Appellant also contends that most of the special damages awarded by the trial court are improper. After carefully reviewing each item of special damages awarded by the court, we find that only two of these special damage awards are manifestly erroneous. Clearly, all of the expenses which were related to the treatment of the ruptured cervical discs are proper based on the trial court's determination that the rodeo accident caused the ruptured cervical discs.

However, the trial court's award of the expense of $1992.00 for plaintiff's hospitalization in the Bogalusa Community Medical Center from November 30, 1984 through December 7, 1984, which a careful examination of the record reveals was for treatment of back pain, is not proper. As stated above, the record does not establish by a preponderance of the evidence that plaintiff's back pain was caused or aggravated by the rodeo accident. Thus, an award for expenses incurred in treating plaintiff's back pain is improper.

Also, we find the trial court's award of $370.00, which represented a charge by Dr. Roux and Associates for anesthesiology services provided during plaintiff's carpal tunnel procedure performed on December 10, 1987, was manifestly erroneous. The trial court concluded, based on the medical evidence, that plaintiff's carpal tunnel syndrome condition was unrelated to the rodeo accident and that its related expenses were not compensable. Clearly, the trial court erred in awarding this expense to plaintiff.

The total of these two expenses that were improperly awarded by the trial court is $2362.00. Thus, we reduce the award of special damages by this amount. The amended award of special damages is $9662.30.

For the above reasons, we find that the judgment in favor of Betty Creel and against WPFA and Alliance should be reduced from $97,024.30 to $94,662.30. In all other respects, the judgment is affirmed. All costs of this appeal are to be paid by WPFA and Alliance.

AMENDED AND, AS AMENDED, AFFIRMED.

NOTES

[1] Numerous other parties have been involved in this litigation but are not significant for purposes of this appeal.

[2] The actual measurements of the height of the fence were not taken until years after the accident in question and the parties conceded that some variations in the measurements may have occurred since the accident, due to changes in the condition of the dirt floor. However, the parties did not dispute that the measurements taken years later were approximately the same measurements that were in existence on the date of the accident.

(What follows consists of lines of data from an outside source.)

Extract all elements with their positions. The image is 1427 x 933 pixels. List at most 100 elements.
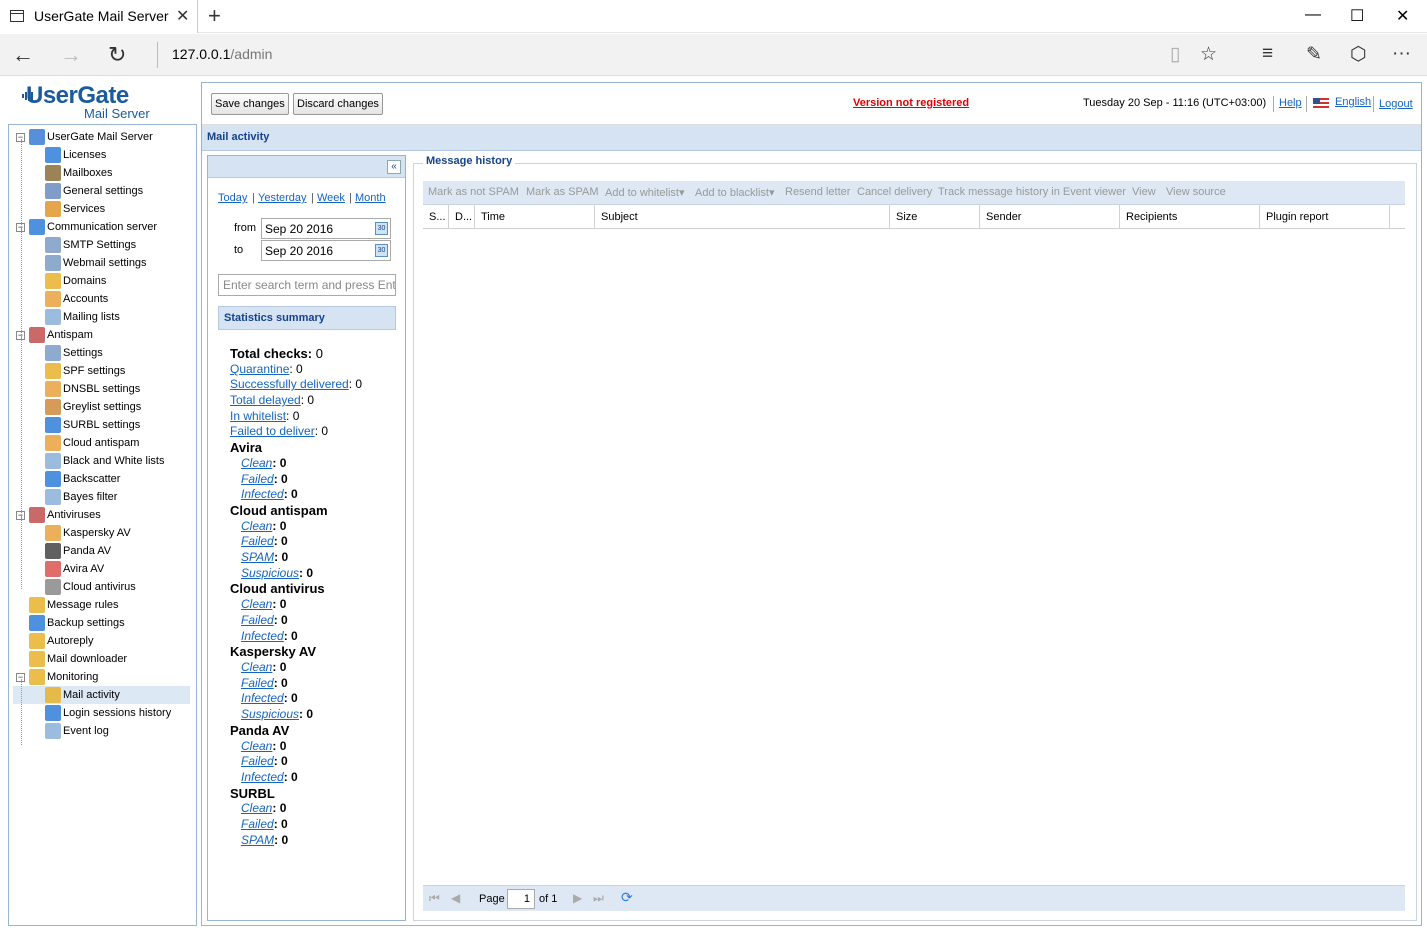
page-number-input[interactable]: 1 <box>507 889 535 909</box>
url-field[interactable]: 127.0.0.1/admin <box>172 46 272 62</box>
stat-link[interactable]: Suspicious <box>241 707 299 721</box>
tree-item-bayes-filter[interactable]: Bayes filter <box>13 488 190 506</box>
stat-link[interactable]: Infected <box>241 487 284 501</box>
tree-item-autoreply[interactable]: Autoreply <box>13 632 190 650</box>
stat-link[interactable]: SPAM <box>241 833 274 847</box>
stat-link[interactable]: Clean <box>241 660 272 674</box>
stat-link[interactable]: Quarantine <box>230 362 289 376</box>
stat-link[interactable]: Successfully delivered <box>230 377 349 391</box>
more-icon[interactable]: ··· <box>1392 43 1411 65</box>
stat-link[interactable]: Clean <box>241 739 272 753</box>
toolbar-add-to-blacklist-button[interactable]: Add to blacklist▾ <box>695 186 775 199</box>
search-input[interactable]: Enter search term and press Enter <box>218 274 396 296</box>
stat-link[interactable]: Failed <box>241 613 274 627</box>
tree-item-event-log[interactable]: Event log <box>13 722 190 740</box>
new-tab-icon[interactable]: + <box>208 3 221 29</box>
refresh-grid-icon[interactable]: ⟳ <box>621 889 633 906</box>
tree-item-mail-downloader[interactable]: Mail downloader <box>13 650 190 668</box>
maximize-icon[interactable]: ☐ <box>1350 6 1364 26</box>
column-header-d[interactable]: D... <box>449 205 475 229</box>
tree-item-domains[interactable]: Domains <box>13 272 190 290</box>
column-header-subject[interactable]: Subject <box>595 205 890 229</box>
back-icon[interactable]: ← <box>12 42 34 68</box>
column-header-recipients[interactable]: Recipients <box>1120 205 1260 229</box>
stat-link[interactable]: Failed <box>241 817 274 831</box>
tree-item-message-rules[interactable]: Message rules <box>13 596 190 614</box>
period-week-link[interactable]: Week <box>317 192 345 204</box>
tree-item-avira-av[interactable]: Avira AV <box>13 560 190 578</box>
tree-item-dnsbl-settings[interactable]: DNSBL settings <box>13 380 190 398</box>
tree-item-surbl-settings[interactable]: SURBL settings <box>13 416 190 434</box>
tree-item-spf-settings[interactable]: SPF settings <box>13 362 190 380</box>
browser-tab[interactable]: UserGate Mail Server ✕ <box>0 0 198 33</box>
forward-icon[interactable]: → <box>60 42 82 68</box>
column-header-sender[interactable]: Sender <box>980 205 1120 229</box>
tree-item-communication-server[interactable]: − Communication server <box>13 218 190 236</box>
prev-page-icon[interactable]: ◀ <box>451 891 460 905</box>
stat-link[interactable]: In whitelist <box>230 409 286 423</box>
stat-link[interactable]: Clean <box>241 597 272 611</box>
stat-link[interactable]: Clean <box>241 456 272 470</box>
tree-item-licenses[interactable]: Licenses <box>13 146 190 164</box>
stat-link[interactable]: Total delayed <box>230 393 301 407</box>
close-tab-icon[interactable]: ✕ <box>176 6 189 26</box>
stat-link[interactable]: Clean <box>241 801 272 815</box>
stat-link[interactable]: Failed to deliver <box>230 424 315 438</box>
column-header-plugin-report[interactable]: Plugin report <box>1260 205 1390 229</box>
discard-changes-button[interactable]: Discard changes <box>293 93 383 115</box>
hub-icon[interactable]: ≡ <box>1262 43 1273 65</box>
from-date-field[interactable]: Sep 20 2016 30 <box>261 218 391 239</box>
next-page-icon[interactable]: ▶ <box>573 891 582 905</box>
period-yesterday-link[interactable]: Yesterday <box>258 192 307 204</box>
tree-item-cloud-antivirus[interactable]: Cloud antivirus <box>13 578 190 596</box>
toolbar-mark-as-spam-button[interactable]: Mark as SPAM <box>526 186 599 198</box>
tree-item-services[interactable]: Services <box>13 200 190 218</box>
tree-item-cloud-antispam[interactable]: Cloud antispam <box>13 434 190 452</box>
tree-item-panda-av[interactable]: Panda AV <box>13 542 190 560</box>
column-header-size[interactable]: Size <box>890 205 980 229</box>
tree-item-backup-settings[interactable]: Backup settings <box>13 614 190 632</box>
period-today-link[interactable]: Today <box>218 192 247 204</box>
web-note-icon[interactable]: ✎ <box>1306 43 1322 66</box>
minimize-icon[interactable]: — <box>1305 6 1321 24</box>
tree-item-mail-activity[interactable]: Mail activity <box>13 686 190 704</box>
tree-item-general-settings[interactable]: General settings <box>13 182 190 200</box>
refresh-icon[interactable]: ↻ <box>108 42 126 68</box>
tree-item-settings[interactable]: Settings <box>13 344 190 362</box>
tree-item-antiviruses[interactable]: − Antiviruses <box>13 506 190 524</box>
tree-item-accounts[interactable]: Accounts <box>13 290 190 308</box>
tree-item-greylist-settings[interactable]: Greylist settings <box>13 398 190 416</box>
collapse-panel-icon[interactable]: « <box>387 160 401 174</box>
to-date-field[interactable]: Sep 20 2016 30 <box>261 240 391 261</box>
stat-link[interactable]: Failed <box>241 754 274 768</box>
tree-item-mailing-lists[interactable]: Mailing lists <box>13 308 190 326</box>
favorite-star-icon[interactable]: ☆ <box>1200 43 1217 66</box>
toolbar-add-to-whitelist-button[interactable]: Add to whitelist▾ <box>605 186 685 199</box>
share-icon[interactable]: ⬡ <box>1350 43 1367 66</box>
logout-link[interactable]: Logout <box>1379 98 1413 110</box>
tree-item-kaspersky-av[interactable]: Kaspersky AV <box>13 524 190 542</box>
toolbar-view-source-button[interactable]: View source <box>1166 186 1226 198</box>
first-page-icon[interactable]: ⏮ <box>429 891 440 906</box>
calendar-icon[interactable]: 30 <box>375 244 388 257</box>
close-window-icon[interactable]: ✕ <box>1396 6 1409 26</box>
stat-link[interactable]: Failed <box>241 472 274 486</box>
column-header-time[interactable]: Time <box>475 205 595 229</box>
reading-view-icon[interactable]: ▯ <box>1170 43 1180 66</box>
help-link[interactable]: Help <box>1279 97 1302 109</box>
tree-item-smtp-settings[interactable]: SMTP Settings <box>13 236 190 254</box>
toolbar-resend-letter-button[interactable]: Resend letter <box>785 186 850 198</box>
toolbar-cancel-delivery-button[interactable]: Cancel delivery <box>857 186 932 198</box>
toolbar-track-message-history-in-event-viewer-button[interactable]: Track message history in Event viewer <box>938 186 1126 198</box>
calendar-icon[interactable]: 30 <box>375 222 388 235</box>
stat-link[interactable]: Failed <box>241 534 274 548</box>
stat-link[interactable]: Failed <box>241 676 274 690</box>
stat-link[interactable]: SPAM <box>241 550 274 564</box>
stat-link[interactable]: Infected <box>241 691 284 705</box>
tree-item-monitoring[interactable]: − Monitoring <box>13 668 190 686</box>
last-page-icon[interactable]: ⏭ <box>593 891 604 906</box>
column-header-s[interactable]: S... <box>423 205 449 229</box>
stat-link[interactable]: Suspicious <box>241 566 299 580</box>
tree-item-mailboxes[interactable]: Mailboxes <box>13 164 190 182</box>
tree-item-login-sessions-history[interactable]: Login sessions history <box>13 704 190 722</box>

[3] Mrs. Creel had previously undergone a cervical fusion at the C4-5 and C5-6 disc level, approximately twenty-five years prior to the time she was treated by Dr. Schuhmacher in December of 1985. According to plaintiff and her medical history, plaintiff's previous neck problems had been resolved for many years prior to the rodeo accident.

[4] The record clearly establishes that plaintiff suffered a work-related back injury several years prior to the rodeo accident. She was treated for lower back pain by her family physician several times each year from 1979 through April of 1983. Her lower back pain continued after the rodeo accident.

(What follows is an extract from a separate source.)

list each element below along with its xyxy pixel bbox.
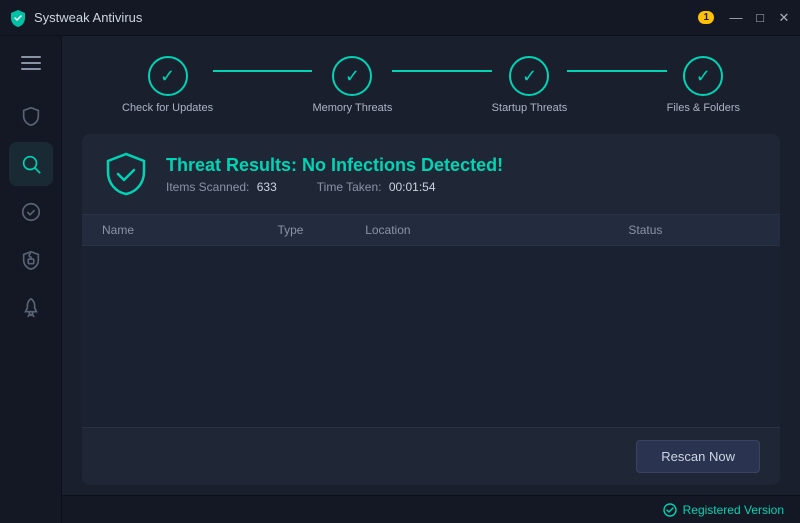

[5] A third party demand by WPFA and Alliance against the Professional Rodeo Cowboy Association was dismissed by the trial court in this judgment. However, WPFA did not assign error to this ruling of the trial court.

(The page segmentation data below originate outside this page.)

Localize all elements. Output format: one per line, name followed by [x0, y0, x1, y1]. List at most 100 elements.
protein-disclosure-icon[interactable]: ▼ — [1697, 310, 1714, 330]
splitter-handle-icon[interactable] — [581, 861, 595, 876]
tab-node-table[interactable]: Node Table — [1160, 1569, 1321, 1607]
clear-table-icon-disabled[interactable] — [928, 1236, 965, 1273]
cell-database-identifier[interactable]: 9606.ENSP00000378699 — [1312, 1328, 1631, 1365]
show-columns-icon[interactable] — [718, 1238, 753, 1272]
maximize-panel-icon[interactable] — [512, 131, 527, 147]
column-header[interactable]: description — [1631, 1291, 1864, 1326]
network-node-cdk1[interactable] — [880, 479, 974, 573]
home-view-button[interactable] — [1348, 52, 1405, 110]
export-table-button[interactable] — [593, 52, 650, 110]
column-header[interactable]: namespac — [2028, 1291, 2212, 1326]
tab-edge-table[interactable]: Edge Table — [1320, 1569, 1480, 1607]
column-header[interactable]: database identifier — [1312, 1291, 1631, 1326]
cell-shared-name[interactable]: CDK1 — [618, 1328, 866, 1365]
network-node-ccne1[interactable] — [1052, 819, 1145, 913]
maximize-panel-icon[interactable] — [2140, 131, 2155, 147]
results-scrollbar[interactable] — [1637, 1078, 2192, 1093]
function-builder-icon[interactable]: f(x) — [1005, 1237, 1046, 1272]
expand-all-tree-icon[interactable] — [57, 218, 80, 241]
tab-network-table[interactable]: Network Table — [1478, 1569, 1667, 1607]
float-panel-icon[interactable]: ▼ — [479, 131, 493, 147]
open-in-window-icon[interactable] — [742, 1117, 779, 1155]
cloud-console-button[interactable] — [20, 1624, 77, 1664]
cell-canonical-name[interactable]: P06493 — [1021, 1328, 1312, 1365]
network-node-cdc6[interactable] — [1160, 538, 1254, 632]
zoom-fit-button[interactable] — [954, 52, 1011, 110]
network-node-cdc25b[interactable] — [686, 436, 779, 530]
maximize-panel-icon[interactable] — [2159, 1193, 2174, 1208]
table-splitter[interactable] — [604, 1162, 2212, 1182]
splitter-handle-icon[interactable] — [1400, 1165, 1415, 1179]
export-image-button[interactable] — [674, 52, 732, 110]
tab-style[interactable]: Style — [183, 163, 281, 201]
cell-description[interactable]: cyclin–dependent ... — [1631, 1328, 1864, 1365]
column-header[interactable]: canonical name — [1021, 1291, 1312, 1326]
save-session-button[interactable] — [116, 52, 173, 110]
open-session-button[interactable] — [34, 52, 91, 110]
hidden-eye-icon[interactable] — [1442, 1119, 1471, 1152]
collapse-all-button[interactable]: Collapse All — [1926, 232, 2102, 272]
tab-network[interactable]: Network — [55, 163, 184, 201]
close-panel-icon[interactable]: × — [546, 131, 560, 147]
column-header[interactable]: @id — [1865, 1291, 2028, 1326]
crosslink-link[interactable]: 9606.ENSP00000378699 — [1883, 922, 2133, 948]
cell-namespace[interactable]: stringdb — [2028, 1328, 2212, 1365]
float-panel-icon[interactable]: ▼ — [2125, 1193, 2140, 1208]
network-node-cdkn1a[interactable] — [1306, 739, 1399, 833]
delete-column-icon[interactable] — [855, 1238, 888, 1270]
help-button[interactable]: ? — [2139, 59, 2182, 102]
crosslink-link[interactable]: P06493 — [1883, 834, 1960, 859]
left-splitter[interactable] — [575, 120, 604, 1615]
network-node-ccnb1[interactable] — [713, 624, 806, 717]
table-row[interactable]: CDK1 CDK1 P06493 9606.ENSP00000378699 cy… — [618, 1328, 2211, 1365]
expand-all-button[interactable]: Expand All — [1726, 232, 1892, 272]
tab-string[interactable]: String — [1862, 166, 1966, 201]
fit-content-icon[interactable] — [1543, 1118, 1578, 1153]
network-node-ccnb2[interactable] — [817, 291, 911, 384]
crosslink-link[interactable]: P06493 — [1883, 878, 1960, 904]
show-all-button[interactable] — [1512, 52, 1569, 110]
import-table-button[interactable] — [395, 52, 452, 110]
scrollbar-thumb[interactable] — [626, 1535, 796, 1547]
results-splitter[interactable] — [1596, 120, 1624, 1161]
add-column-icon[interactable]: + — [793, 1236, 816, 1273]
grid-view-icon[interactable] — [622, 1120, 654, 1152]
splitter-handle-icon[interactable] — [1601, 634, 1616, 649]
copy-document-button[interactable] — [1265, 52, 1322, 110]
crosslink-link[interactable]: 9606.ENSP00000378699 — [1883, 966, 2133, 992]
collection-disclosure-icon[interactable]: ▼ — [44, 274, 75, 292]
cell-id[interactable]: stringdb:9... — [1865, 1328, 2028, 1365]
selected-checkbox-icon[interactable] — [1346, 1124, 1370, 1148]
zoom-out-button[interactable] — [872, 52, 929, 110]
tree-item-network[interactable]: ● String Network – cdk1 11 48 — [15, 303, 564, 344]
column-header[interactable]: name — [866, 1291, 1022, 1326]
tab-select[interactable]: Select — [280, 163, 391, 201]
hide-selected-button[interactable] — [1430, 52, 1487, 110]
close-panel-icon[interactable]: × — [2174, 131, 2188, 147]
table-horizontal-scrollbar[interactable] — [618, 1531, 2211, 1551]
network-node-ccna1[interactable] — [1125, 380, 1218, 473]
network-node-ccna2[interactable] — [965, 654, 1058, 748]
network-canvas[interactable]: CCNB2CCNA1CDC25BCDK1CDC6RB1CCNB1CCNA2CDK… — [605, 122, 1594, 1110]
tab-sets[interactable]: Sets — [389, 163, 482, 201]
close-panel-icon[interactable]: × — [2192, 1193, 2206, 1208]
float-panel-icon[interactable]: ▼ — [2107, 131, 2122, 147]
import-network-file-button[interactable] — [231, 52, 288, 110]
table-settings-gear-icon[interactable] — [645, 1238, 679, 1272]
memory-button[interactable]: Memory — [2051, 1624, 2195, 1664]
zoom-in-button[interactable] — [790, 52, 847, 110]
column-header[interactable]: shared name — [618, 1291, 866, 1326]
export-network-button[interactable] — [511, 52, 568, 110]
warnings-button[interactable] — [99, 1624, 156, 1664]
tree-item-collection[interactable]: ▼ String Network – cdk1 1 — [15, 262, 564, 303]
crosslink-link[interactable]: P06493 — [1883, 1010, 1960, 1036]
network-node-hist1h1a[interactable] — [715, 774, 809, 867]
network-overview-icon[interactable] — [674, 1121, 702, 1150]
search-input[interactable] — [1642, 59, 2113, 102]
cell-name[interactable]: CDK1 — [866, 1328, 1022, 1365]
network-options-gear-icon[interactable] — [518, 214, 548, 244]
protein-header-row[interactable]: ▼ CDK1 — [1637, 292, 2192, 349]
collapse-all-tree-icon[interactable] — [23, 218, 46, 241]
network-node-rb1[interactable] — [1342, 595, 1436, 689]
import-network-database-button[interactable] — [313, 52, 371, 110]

The trial court also considered a third party demand of WPFA and Alliance against Jackson for legal indemnification and rendered judgment awarding indemnification to WPFA and Alliance. Jackson has not appealed the trial court's judgment.

[6] The trial court concluded that the height of the fence was not faulty so as to render the WPFA liable. Applying a strict liability analysis, we find that the fence was not defective and thus agree with the trial court's decision.

[7] Jackson testified that he believed under their agreement that his idea for box seating had to be approved by the WPFA before he could employ this seating method and, therefore, he requested approval before doing so.